In the indefensible move, Minister Ley’s proposed changes will almost certainly see millions of Australians suffering financially, or even worse, their health deteriorating as a result of declining a test or scan due to the cost. The sickest and most vulnerable patients will bear the brunt of the cuts.
Any Australian who relies on routine testing, who has concerns about their health, any person who panics at the sign of blood coming from somewhere it shouldn’t, any person stricken by lethargy, unexplained pain, or weird symptoms that they cannot quite identify, may have to choose between paying for food to put on the table and accessing tests for diagnosis and treatment.
Conditions, such as cervical cancer, bowel and prostate cancers, hepatitis C, and many sexually transmitted infections, have almost no early symptoms.
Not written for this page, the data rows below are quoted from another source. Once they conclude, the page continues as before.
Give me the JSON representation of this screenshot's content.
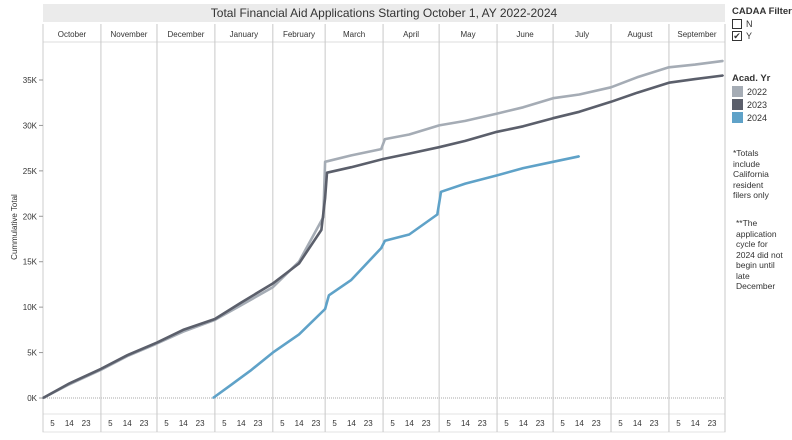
{
  "chart_data": {
    "type": "line",
    "title": "Total Financial Aid Applications Starting October 1, AY 2022-2024",
    "ylabel": "Cummulative Total",
    "ylim": [
      0,
      38000
    ],
    "yticks": [
      0,
      5000,
      10000,
      15000,
      20000,
      25000,
      30000,
      35000
    ],
    "ytick_labels": [
      "0K",
      "5K",
      "10K",
      "15K",
      "20K",
      "25K",
      "30K",
      "35K"
    ],
    "months": [
      "October",
      "November",
      "December",
      "January",
      "February",
      "March",
      "April",
      "May",
      "June",
      "July",
      "August",
      "September"
    ],
    "day_ticks": [
      "5",
      "14",
      "23"
    ],
    "grid": false,
    "legend_placement": "right",
    "series": [
      {
        "name": "2022",
        "color": "#a5acb5",
        "points": [
          [
            "10-01",
            0
          ],
          [
            "10-15",
            1500
          ],
          [
            "11-01",
            3100
          ],
          [
            "11-15",
            4600
          ],
          [
            "12-01",
            6000
          ],
          [
            "12-15",
            7300
          ],
          [
            "01-01",
            8600
          ],
          [
            "01-15",
            10200
          ],
          [
            "02-01",
            12200
          ],
          [
            "02-15",
            15000
          ],
          [
            "02-28",
            19900
          ],
          [
            "03-01",
            26000
          ],
          [
            "03-15",
            26700
          ],
          [
            "03-31",
            27400
          ],
          [
            "04-02",
            28500
          ],
          [
            "04-15",
            29000
          ],
          [
            "05-01",
            30000
          ],
          [
            "05-15",
            30500
          ],
          [
            "06-01",
            31300
          ],
          [
            "06-15",
            32000
          ],
          [
            "07-01",
            33000
          ],
          [
            "07-15",
            33400
          ],
          [
            "08-01",
            34200
          ],
          [
            "08-15",
            35300
          ],
          [
            "09-01",
            36400
          ],
          [
            "09-15",
            36700
          ],
          [
            "09-30",
            37100
          ]
        ]
      },
      {
        "name": "2023",
        "color": "#5b5f6b",
        "points": [
          [
            "10-01",
            0
          ],
          [
            "10-15",
            1600
          ],
          [
            "11-01",
            3200
          ],
          [
            "11-15",
            4700
          ],
          [
            "12-01",
            6100
          ],
          [
            "12-15",
            7500
          ],
          [
            "01-01",
            8700
          ],
          [
            "01-15",
            10500
          ],
          [
            "02-01",
            12600
          ],
          [
            "02-15",
            14800
          ],
          [
            "02-27",
            18500
          ],
          [
            "03-01",
            22000
          ],
          [
            "03-02",
            24800
          ],
          [
            "03-15",
            25400
          ],
          [
            "04-01",
            26300
          ],
          [
            "04-15",
            26900
          ],
          [
            "05-01",
            27600
          ],
          [
            "05-15",
            28300
          ],
          [
            "06-01",
            29300
          ],
          [
            "06-15",
            29900
          ],
          [
            "07-01",
            30800
          ],
          [
            "07-15",
            31500
          ],
          [
            "08-01",
            32600
          ],
          [
            "08-15",
            33600
          ],
          [
            "09-01",
            34700
          ],
          [
            "09-15",
            35100
          ],
          [
            "09-30",
            35500
          ]
        ]
      },
      {
        "name": "2024",
        "color": "#5fa2c8",
        "points": [
          [
            "12-31",
            0
          ],
          [
            "01-10",
            1500
          ],
          [
            "01-20",
            3000
          ],
          [
            "02-01",
            5000
          ],
          [
            "02-15",
            7000
          ],
          [
            "03-01",
            9800
          ],
          [
            "03-03",
            11300
          ],
          [
            "03-15",
            13000
          ],
          [
            "03-31",
            16500
          ],
          [
            "04-02",
            17300
          ],
          [
            "04-15",
            18000
          ],
          [
            "04-30",
            20200
          ],
          [
            "05-02",
            22700
          ],
          [
            "05-15",
            23600
          ],
          [
            "06-01",
            24500
          ],
          [
            "06-15",
            25300
          ],
          [
            "07-01",
            26000
          ],
          [
            "07-15",
            26600
          ]
        ]
      }
    ]
  },
  "legend": {
    "filter_title": "CADAA Filter",
    "filter_options": [
      {
        "label": "N",
        "checked": false
      },
      {
        "label": "Y",
        "checked": true
      }
    ],
    "year_title": "Acad. Yr",
    "years": [
      "2022",
      "2023",
      "2024"
    ]
  },
  "notes": {
    "note1": "*Totals include California resident filers only",
    "note2": "**The application cycle for 2024 did not begin until late December"
  }
}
These conditions may go undetected, leading to horrific outcomes for Australians who may otherwise have been able to be treated.
In one of her favourite excuses, Minister Ley erroneously claims that the introduction of the bulk billing incentive in 2009 only saw a rise of 1% in bulk billing rates. Minister Ley additionally claims that bulk billing rates are already so high, no incentive is required. With 98.7% of all out-patients bulk billed for pathology services in 2014-15, it is virtually impossible to imagine much more of an improvement. However it is entirely feasible to see a massive drop in bulk billing if the incentive is cut.
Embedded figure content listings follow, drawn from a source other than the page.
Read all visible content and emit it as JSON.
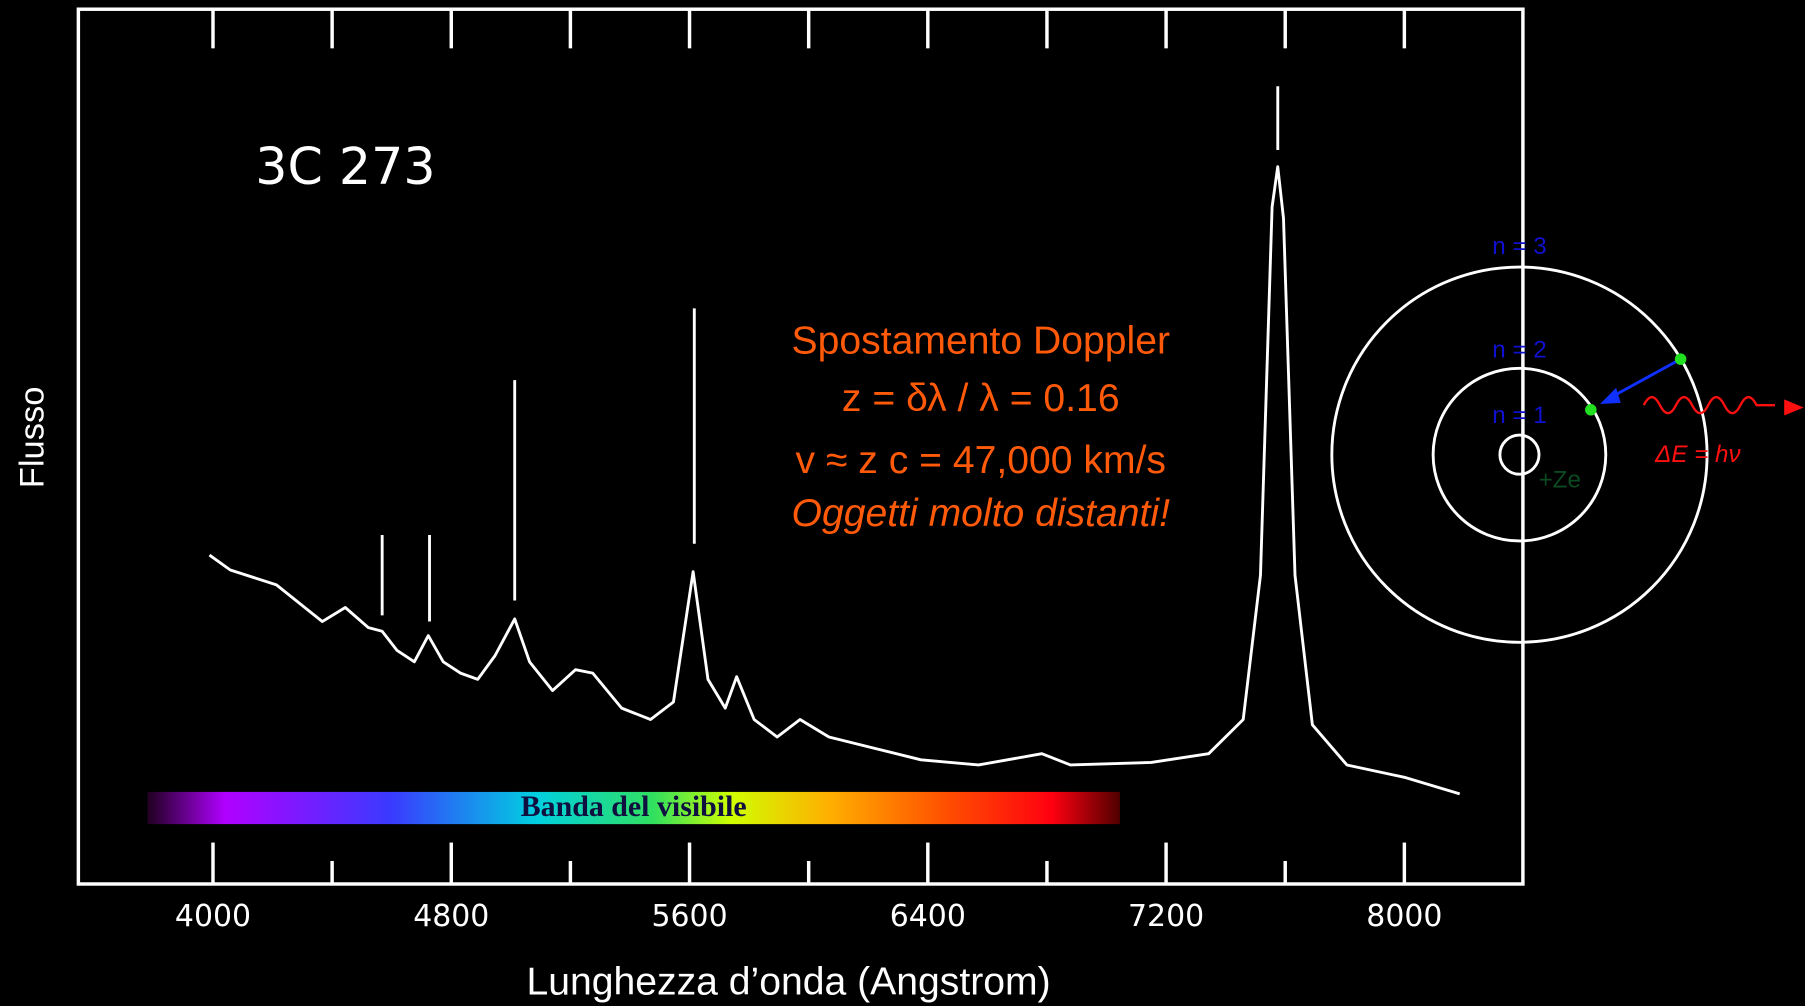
{
  "chart_data": {
    "type": "line",
    "title": "3C 273",
    "x_label": "Lunghezza d’onda (Angstrom)",
    "y_label": "Flusso",
    "x": [
      3988,
      4058,
      4213,
      4367,
      4444,
      4522,
      4568,
      4618,
      4676,
      4723,
      4773,
      4831,
      4889,
      4947,
      5013,
      5063,
      5140,
      5217,
      5275,
      5372,
      5469,
      5546,
      5612,
      5662,
      5720,
      5758,
      5817,
      5894,
      5971,
      6068,
      6222,
      6377,
      6570,
      6783,
      6879,
      7150,
      7343,
      7459,
      7517,
      7556,
      7575,
      7594,
      7633,
      7691,
      7807,
      8000,
      8186
    ],
    "series": [
      {
        "color": "#ffffff",
        "values": [
          37.6,
          35.9,
          34.2,
          30.0,
          31.6,
          29.3,
          28.9,
          26.7,
          25.4,
          28.4,
          25.4,
          24.1,
          23.4,
          26.1,
          30.3,
          25.4,
          22.1,
          24.5,
          24.1,
          20.1,
          18.8,
          20.8,
          35.7,
          23.4,
          20.1,
          23.7,
          18.8,
          16.8,
          18.8,
          16.8,
          15.5,
          14.2,
          13.6,
          14.9,
          13.6,
          13.9,
          14.9,
          18.8,
          35.3,
          77.4,
          82.0,
          76.1,
          35.3,
          18.2,
          13.6,
          12.2,
          10.3
        ]
      }
    ],
    "xlim": [
      3548,
      8398
    ],
    "ylim": [
      0,
      100
    ],
    "xticks": [
      4000,
      4800,
      5600,
      6400,
      7200,
      8000
    ],
    "minor_xticks": [
      4400,
      5200,
      6000,
      6800,
      7600
    ],
    "markers": [
      {
        "x": 4568,
        "y": [
          30.7,
          39.9
        ]
      },
      {
        "x": 4727,
        "y": [
          30.0,
          39.9
        ]
      },
      {
        "x": 5013,
        "y": [
          32.4,
          57.6
        ]
      },
      {
        "x": 5616,
        "y": [
          38.9,
          65.8
        ]
      },
      {
        "x": 7575,
        "y": [
          83.9,
          91.2
        ]
      }
    ],
    "visible_band": {
      "label": "Banda del visibile",
      "range": [
        3780,
        7045
      ]
    },
    "annotations": [
      "Spostamento Doppler",
      "z = δλ / λ = 0.16",
      "v ≈ z c = 47,000 km/s",
      "Oggetti molto distanti!"
    ],
    "bohr_diagram": {
      "levels": [
        "n = 3",
        "n = 2",
        "n = 1"
      ],
      "nucleus": "+Ze",
      "photon": "ΔE = hν"
    }
  }
}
There is little to climb from 98.7% but a very long way to fall.
Each 1% fall in bulk billing rates represents over a million people now having to pay up front for vital services.
Cancer doesn’t discriminate. Neither does serious illness or disease.
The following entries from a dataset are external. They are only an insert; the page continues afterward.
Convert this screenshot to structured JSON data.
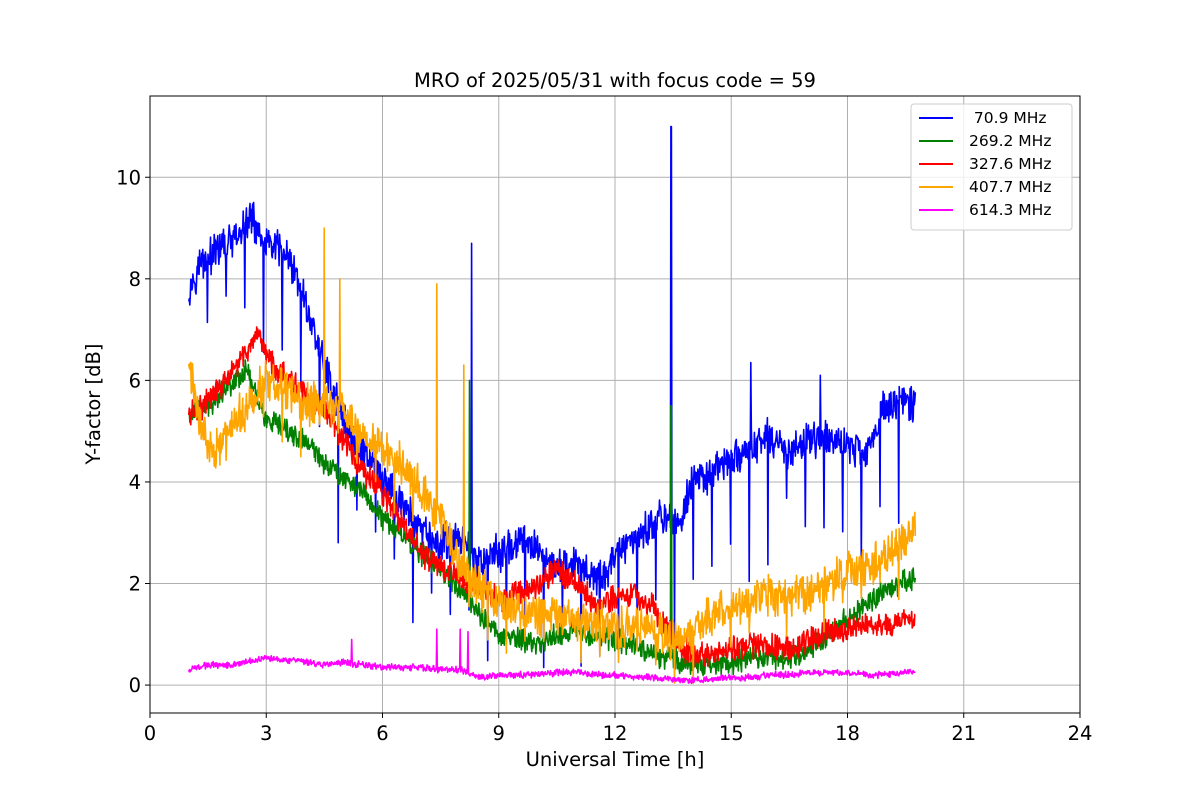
{
  "chart_data": {
    "type": "line",
    "title": "MRO of 2025/05/31 with focus code = 59",
    "xlabel": "Universal Time [h]",
    "ylabel": "Y-factor [dB]",
    "xlim": [
      0,
      24
    ],
    "ylim": [
      -0.55,
      11.6
    ],
    "xticks": [
      0,
      3,
      6,
      9,
      12,
      15,
      18,
      21,
      24
    ],
    "xtick_labels": [
      "0",
      "3",
      "6",
      "9",
      "12",
      "15",
      "18",
      "21",
      "24"
    ],
    "yticks": [
      0,
      2,
      4,
      6,
      8,
      10
    ],
    "ytick_labels": [
      "0",
      "2",
      "4",
      "6",
      "8",
      "10"
    ],
    "grid": true,
    "legend_position": "top-right",
    "x_range_covered": [
      1.0,
      19.75
    ],
    "series": [
      {
        "name": " 70.9 MHz",
        "color": "#0000ff",
        "x": [
          1.0,
          1.3,
          1.8,
          2.3,
          2.6,
          3.0,
          3.5,
          3.9,
          4.3,
          4.8,
          5.2,
          5.6,
          6.0,
          6.5,
          7.0,
          7.5,
          8.0,
          8.5,
          9.0,
          9.5,
          10.0,
          10.5,
          11.0,
          11.5,
          12.0,
          12.5,
          13.0,
          13.3,
          13.6,
          14.0,
          14.5,
          15.0,
          15.5,
          16.0,
          16.5,
          17.0,
          17.5,
          18.0,
          18.5,
          18.9,
          19.3,
          19.75
        ],
        "y": [
          7.8,
          8.3,
          8.6,
          8.8,
          9.2,
          8.7,
          8.5,
          7.8,
          6.8,
          5.6,
          4.9,
          4.6,
          4.0,
          3.6,
          3.0,
          2.8,
          2.9,
          2.4,
          2.6,
          2.8,
          2.7,
          2.3,
          2.4,
          2.0,
          2.5,
          2.9,
          3.2,
          3.4,
          3.1,
          4.0,
          4.2,
          4.4,
          4.7,
          4.9,
          4.6,
          4.8,
          4.9,
          4.7,
          4.6,
          5.4,
          5.6,
          5.5
        ],
        "spikes": [
          {
            "x": 8.3,
            "y": 8.7
          },
          {
            "x": 13.45,
            "y": 11.0
          },
          {
            "x": 15.5,
            "y": 6.35
          },
          {
            "x": 17.3,
            "y": 6.1
          }
        ]
      },
      {
        "name": "269.2 MHz",
        "color": "#008000",
        "x": [
          1.0,
          1.5,
          2.0,
          2.5,
          3.0,
          3.5,
          4.0,
          4.5,
          5.0,
          5.5,
          6.0,
          6.5,
          7.0,
          7.5,
          8.0,
          8.5,
          9.0,
          9.5,
          10.0,
          10.5,
          11.0,
          11.5,
          12.0,
          12.5,
          13.0,
          13.5,
          14.0,
          14.5,
          15.0,
          15.5,
          16.0,
          16.5,
          17.0,
          17.5,
          18.0,
          18.5,
          19.0,
          19.75
        ],
        "y": [
          5.3,
          5.5,
          5.9,
          6.2,
          5.2,
          5.0,
          4.8,
          4.4,
          4.1,
          3.8,
          3.3,
          3.0,
          2.6,
          2.3,
          1.9,
          1.4,
          1.0,
          0.9,
          0.8,
          1.0,
          1.1,
          1.0,
          0.9,
          0.8,
          0.6,
          0.5,
          0.4,
          0.4,
          0.45,
          0.5,
          0.6,
          0.5,
          0.7,
          1.0,
          1.3,
          1.6,
          1.9,
          2.1
        ],
        "spikes": [
          {
            "x": 8.25,
            "y": 6.0
          },
          {
            "x": 13.45,
            "y": 5.5
          }
        ]
      },
      {
        "name": "327.6 MHz",
        "color": "#ff0000",
        "x": [
          1.0,
          1.5,
          2.0,
          2.5,
          2.8,
          3.2,
          3.6,
          4.0,
          4.5,
          5.0,
          5.5,
          6.0,
          6.5,
          7.0,
          7.5,
          8.0,
          8.5,
          9.0,
          9.5,
          10.0,
          10.5,
          11.0,
          11.5,
          12.0,
          12.5,
          13.0,
          13.5,
          14.0,
          14.5,
          15.0,
          15.5,
          16.0,
          16.5,
          17.0,
          17.5,
          18.0,
          18.5,
          19.0,
          19.75
        ],
        "y": [
          5.3,
          5.6,
          6.0,
          6.6,
          6.8,
          6.3,
          6.0,
          5.7,
          5.4,
          4.8,
          4.2,
          3.8,
          3.2,
          2.6,
          2.3,
          2.2,
          1.9,
          1.7,
          1.8,
          2.0,
          2.3,
          2.0,
          1.6,
          1.7,
          1.8,
          1.5,
          0.9,
          0.6,
          0.6,
          0.7,
          0.8,
          0.8,
          0.7,
          0.9,
          1.1,
          1.1,
          1.2,
          1.2,
          1.3
        ]
      },
      {
        "name": "407.7 MHz",
        "color": "#ffa500",
        "x": [
          1.0,
          1.3,
          1.6,
          2.0,
          2.5,
          3.0,
          3.5,
          4.0,
          4.5,
          5.0,
          5.5,
          6.0,
          6.5,
          7.0,
          7.5,
          8.0,
          8.5,
          9.0,
          9.5,
          10.0,
          10.5,
          11.0,
          11.5,
          12.0,
          12.5,
          13.0,
          13.5,
          14.0,
          14.5,
          15.0,
          15.5,
          16.0,
          16.5,
          17.0,
          17.5,
          18.0,
          18.5,
          19.0,
          19.5,
          19.75
        ],
        "y": [
          6.3,
          5.2,
          4.6,
          4.9,
          5.5,
          6.0,
          5.8,
          5.5,
          5.6,
          5.4,
          4.9,
          4.7,
          4.3,
          3.9,
          3.3,
          2.3,
          1.9,
          1.6,
          1.5,
          1.4,
          1.3,
          1.2,
          1.3,
          1.1,
          1.2,
          1.1,
          0.9,
          1.0,
          1.4,
          1.5,
          1.6,
          1.8,
          1.7,
          1.9,
          2.0,
          2.2,
          2.3,
          2.5,
          3.0,
          3.0
        ],
        "spikes": [
          {
            "x": 4.5,
            "y": 9.0
          },
          {
            "x": 4.9,
            "y": 8.0
          },
          {
            "x": 7.4,
            "y": 7.9
          },
          {
            "x": 8.1,
            "y": 6.3
          }
        ]
      },
      {
        "name": "614.3 MHz",
        "color": "#ff00ff",
        "x": [
          1.0,
          1.5,
          2.0,
          2.5,
          3.0,
          3.5,
          4.0,
          4.5,
          5.0,
          5.5,
          6.0,
          6.5,
          7.0,
          7.5,
          8.0,
          8.5,
          9.0,
          9.5,
          10.0,
          10.5,
          11.0,
          11.5,
          12.0,
          12.5,
          13.0,
          13.5,
          14.0,
          14.5,
          15.0,
          15.5,
          16.0,
          16.5,
          17.0,
          17.5,
          18.0,
          18.5,
          19.0,
          19.5,
          19.75
        ],
        "y": [
          0.3,
          0.4,
          0.4,
          0.45,
          0.55,
          0.5,
          0.45,
          0.4,
          0.45,
          0.4,
          0.35,
          0.35,
          0.35,
          0.3,
          0.3,
          0.15,
          0.2,
          0.2,
          0.2,
          0.25,
          0.25,
          0.2,
          0.2,
          0.15,
          0.15,
          0.1,
          0.1,
          0.12,
          0.15,
          0.15,
          0.2,
          0.2,
          0.25,
          0.25,
          0.25,
          0.2,
          0.2,
          0.25,
          0.25
        ],
        "spikes": [
          {
            "x": 5.2,
            "y": 0.9
          },
          {
            "x": 7.4,
            "y": 1.1
          },
          {
            "x": 8.0,
            "y": 1.1
          },
          {
            "x": 8.2,
            "y": 1.05
          }
        ]
      }
    ]
  }
}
Cancer won’t wait for a pensioner to save up thousands of dollars for crucial tests.
Cancer won’t wait for a young child to grow old enough to tell their parents that they are in pain and need urgent medical attention.
Cancer won’t wait for a young man or woman to spontaneously seek a prostate or cervical examination, ‘just on the off-chance’ there’s an abnormality.
There is an enormous and very real risk that many Australians, already struggling to make ends meet, will be dissuaded from undergoing essential tests, or forgo treatment altogether, if they have to pay upfront for pathology services.
If the Coalition has its way, one thing will be certain. Hundreds of thousands of Australians will suffer, and families will be wracked with grief as they watch their loved ones lose the battle against illness, which if detected and managed early enough, could have been successfully treated.
Unable to publicly justify the cuts, Minister Ley’s office has fallen back on the Coalition’s favourite excuse; apportioning the blame on Labor. However stripping funding from pathology services is not the same as arguing who is responsible for a budget deficit. A pathetic whine that “Labor did it first, so why shouldn’t the Coalition rip more money out of a vital industry, thus putting the health of millions of Australians at risk, and potentially resulting in people prematurely dying from treatable cancer and preventable illness?” has a hollow sound when the real life ramifications sink in.
In response to the initial backlash, Treasurer Scott Morrison said, ‘the government could not justify what amounted to “handing out large subsidies” to the pathology industry.’
If only pathology services tested for coal.